溃疡性结肠炎(UC)的标准外科治疗方法是全直肠结肠切除术加手工缝合回肠肛管袋吻合术(手工缝合IPAA)或吻合器回肠袋吻合术(吻合器IPAA)。UC手术后回肠袋发生癌症的情况很少见,对于回肠袋癌的监测尚未达成共识。我们报告一例在因UC行IPAA恢复性全直肠结肠切除术后33年通过袋内镜检查诊断为回肠袋癌的病例。

病例介绍

一名中年男性出现粪便潜血阳性。该患者33年前因UC接受了IPAA恢复性全直肠结肠切除术。在过去10年中,每2 - 3年进行一次袋内镜检查。一年前4月,他粪便潜血检测呈阳性,袋内镜检查显示在回肠肛管吻合口近端的回肠袋中有一个溃疡性病变和扁平隆起。对溃疡性病变进行靶向活检显示为低级别异型增生(LGD)。4个月后,袋内镜检查还显示扁平隆起的大小增加,但对该病变进行靶向活检也显示为LGD。一年后的8月,因便血进行内镜检查显示在同一部位吻合口附近有一个全周性隆起病变,表面有白色覆盖物,并有瘘管排出黏液。
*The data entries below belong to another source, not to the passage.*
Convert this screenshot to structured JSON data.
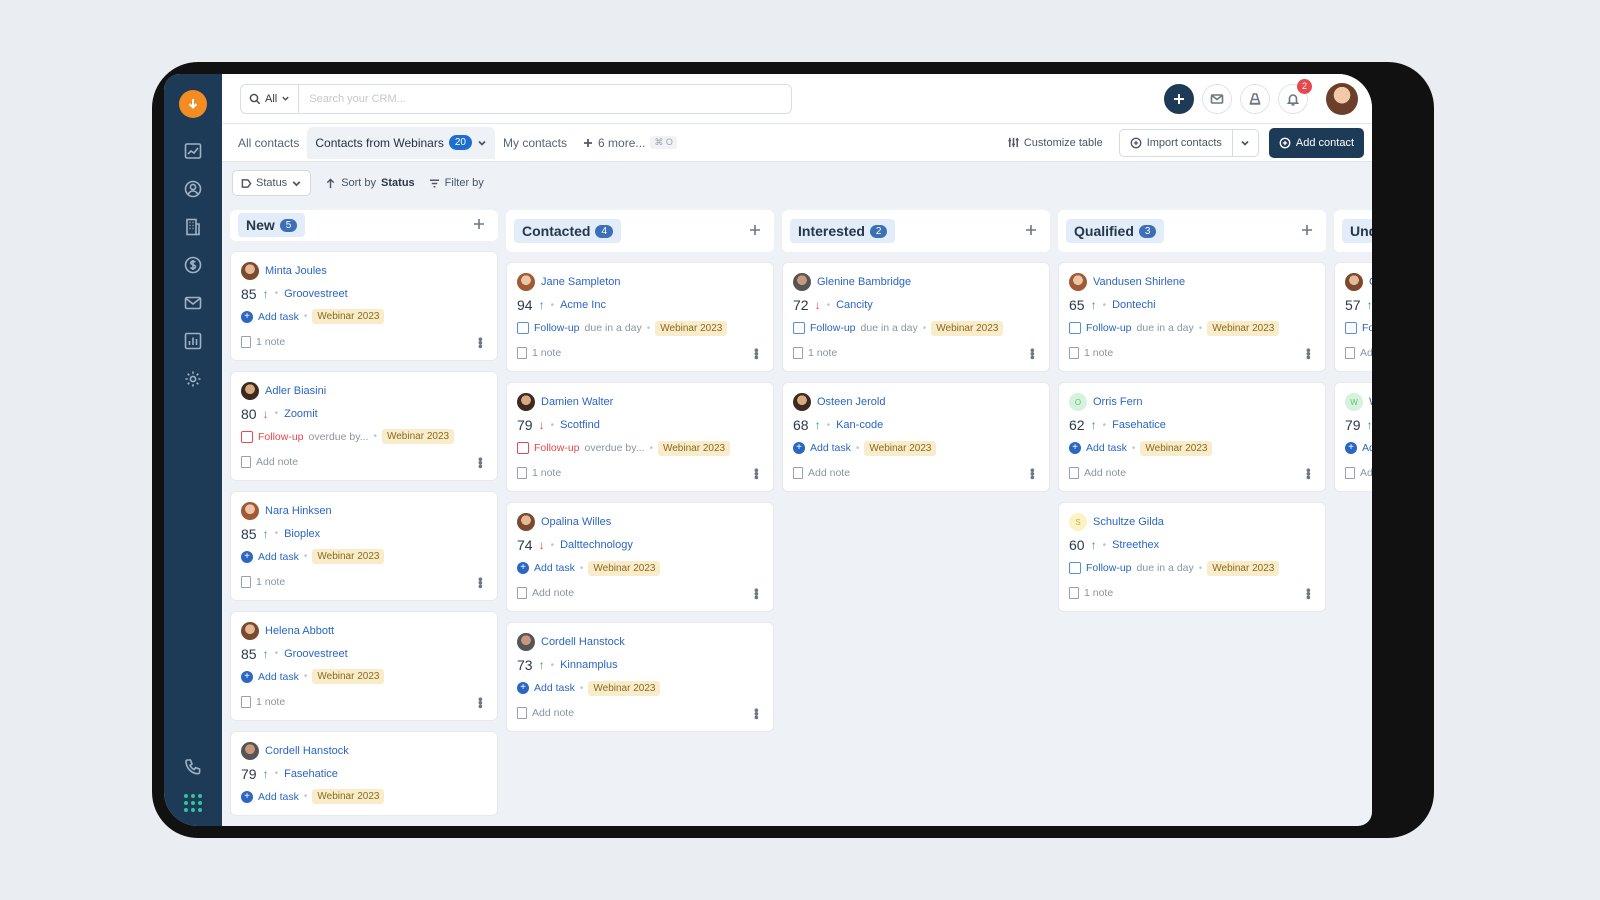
{
  "search": {
    "scope": "All",
    "placeholder": "Search your CRM..."
  },
  "header": {
    "notifications_count": "2"
  },
  "tabs": [
    {
      "label": "All contacts"
    },
    {
      "label": "Contacts from Webinars",
      "count": "20"
    },
    {
      "label": "My contacts"
    },
    {
      "label": "6 more...",
      "shortcut": "⌘ O"
    }
  ],
  "actions": {
    "customize": "Customize table",
    "import": "Import contacts",
    "add_contact": "Add contact"
  },
  "filters": {
    "status": "Status",
    "sort_prefix": "Sort by",
    "sort_field": "Status",
    "filter": "Filter by"
  },
  "columns": [
    {
      "title": "New",
      "count": "5",
      "cards": [
        {
          "name": "Minta Joules",
          "score": "85",
          "trend": "up",
          "company": "Groovestreet",
          "task_type": "add",
          "task": "Add task",
          "due": "",
          "tag": "Webinar 2023",
          "note": "1 note",
          "avatar": "a1"
        },
        {
          "name": "Adler Biasini",
          "score": "80",
          "trend": "down",
          "company": "Zoomit",
          "task_type": "overdue",
          "task": "Follow-up",
          "due": "overdue by...",
          "tag": "Webinar 2023",
          "note": "Add note",
          "avatar": "a2"
        },
        {
          "name": "Nara Hinksen",
          "score": "85",
          "trend": "up",
          "company": "Bioplex",
          "task_type": "add",
          "task": "Add task",
          "due": "",
          "tag": "Webinar 2023",
          "note": "1 note",
          "avatar": "a3"
        },
        {
          "name": "Helena Abbott",
          "score": "85",
          "trend": "up",
          "company": "Groovestreet",
          "task_type": "add",
          "task": "Add task",
          "due": "",
          "tag": "Webinar 2023",
          "note": "1 note",
          "avatar": "a1"
        },
        {
          "name": "Cordell Hanstock",
          "score": "79",
          "trend": "up",
          "company": "Fasehatice",
          "task_type": "add",
          "task": "Add task",
          "due": "",
          "tag": "Webinar 2023",
          "note": "",
          "avatar": "a4"
        }
      ]
    },
    {
      "title": "Contacted",
      "count": "4",
      "cards": [
        {
          "name": "Jane Sampleton",
          "score": "94",
          "trend": "up",
          "company": "Acme Inc",
          "task_type": "follow",
          "task": "Follow-up",
          "due": "due in a day",
          "tag": "Webinar 2023",
          "note": "1 note",
          "avatar": "a3"
        },
        {
          "name": "Damien Walter",
          "score": "79",
          "trend": "down",
          "company": "Scotfind",
          "task_type": "overdue",
          "task": "Follow-up",
          "due": "overdue by...",
          "tag": "Webinar 2023",
          "note": "1 note",
          "avatar": "a2"
        },
        {
          "name": "Opalina Willes",
          "score": "74",
          "trend": "down",
          "company": "Dalttechnology",
          "task_type": "add",
          "task": "Add task",
          "due": "",
          "tag": "Webinar 2023",
          "note": "Add note",
          "avatar": "a1"
        },
        {
          "name": "Cordell Hanstock",
          "score": "73",
          "trend": "up",
          "company": "Kinnamplus",
          "task_type": "add",
          "task": "Add task",
          "due": "",
          "tag": "Webinar 2023",
          "note": "Add note",
          "avatar": "a4"
        }
      ]
    },
    {
      "title": "Interested",
      "count": "2",
      "cards": [
        {
          "name": "Glenine Bambridge",
          "score": "72",
          "trend": "down",
          "company": "Cancity",
          "task_type": "follow",
          "task": "Follow-up",
          "due": "due in a day",
          "tag": "Webinar 2023",
          "note": "1 note",
          "avatar": "a4"
        },
        {
          "name": "Osteen Jerold",
          "score": "68",
          "trend": "up",
          "company": "Kan-code",
          "task_type": "add",
          "task": "Add task",
          "due": "",
          "tag": "Webinar 2023",
          "note": "Add note",
          "avatar": "a2"
        }
      ]
    },
    {
      "title": "Qualified",
      "count": "3",
      "cards": [
        {
          "name": "Vandusen Shirlene",
          "score": "65",
          "trend": "up",
          "company": "Dontechi",
          "task_type": "follow",
          "task": "Follow-up",
          "due": "due in a day",
          "tag": "Webinar 2023",
          "note": "1 note",
          "avatar": "a3"
        },
        {
          "name": "Orris Fern",
          "score": "62",
          "trend": "up",
          "company": "Fasehatice",
          "task_type": "add",
          "task": "Add task",
          "due": "",
          "tag": "Webinar 2023",
          "note": "Add note",
          "avatar": "init-green",
          "initial": "O"
        },
        {
          "name": "Schultze Gilda",
          "score": "60",
          "trend": "up",
          "company": "Streethex",
          "task_type": "follow",
          "task": "Follow-up",
          "due": "due in a day",
          "tag": "Webinar 2023",
          "note": "1 note",
          "avatar": "init-yellow",
          "initial": "S"
        }
      ]
    },
    {
      "title": "Unqualifie",
      "count": "",
      "cards": [
        {
          "name": "Gutows",
          "score": "57",
          "trend": "up",
          "company": "D",
          "task_type": "follow",
          "task": "Follow-up",
          "due": "",
          "tag": "",
          "note": "Add note",
          "avatar": "a1"
        },
        {
          "name": "Worces",
          "score": "79",
          "trend": "up",
          "company": "F",
          "task_type": "add",
          "task": "Add task",
          "due": "",
          "tag": "",
          "note": "Add note",
          "avatar": "init-green",
          "initial": "W"
        }
      ]
    }
  ],
  "colors": {
    "sidebar": "#1d3a56",
    "accent": "#1d6fcf",
    "logo": "#f48c24",
    "up": "#22a06b",
    "down": "#e5484d"
  }
}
病理检查在回肠黏膜中发现腺癌。术前诊断为UC行IPAA恢复性全直肠结肠切除术后回肠袋癌,cT4bN2M0 IIIB期(UICC - TNM,第8版),他接受了回肠袋体和回肠肛管吻合口切除术。病理检查显示回肠黏膜为黏液腺癌伴慢性炎症。术后分期为pT3N0M0 IIA期;未进行术后化疗,术后6个月,患者无复发。

结论

虽然回肠袋癌很少见,但在UC回肠袋手术后很长一段时间内可能发生。应进行回肠袋癌的内镜监测以实现早期诊断和根治性切除,特别是如果回肠袋癌发生在UC发病10年以上。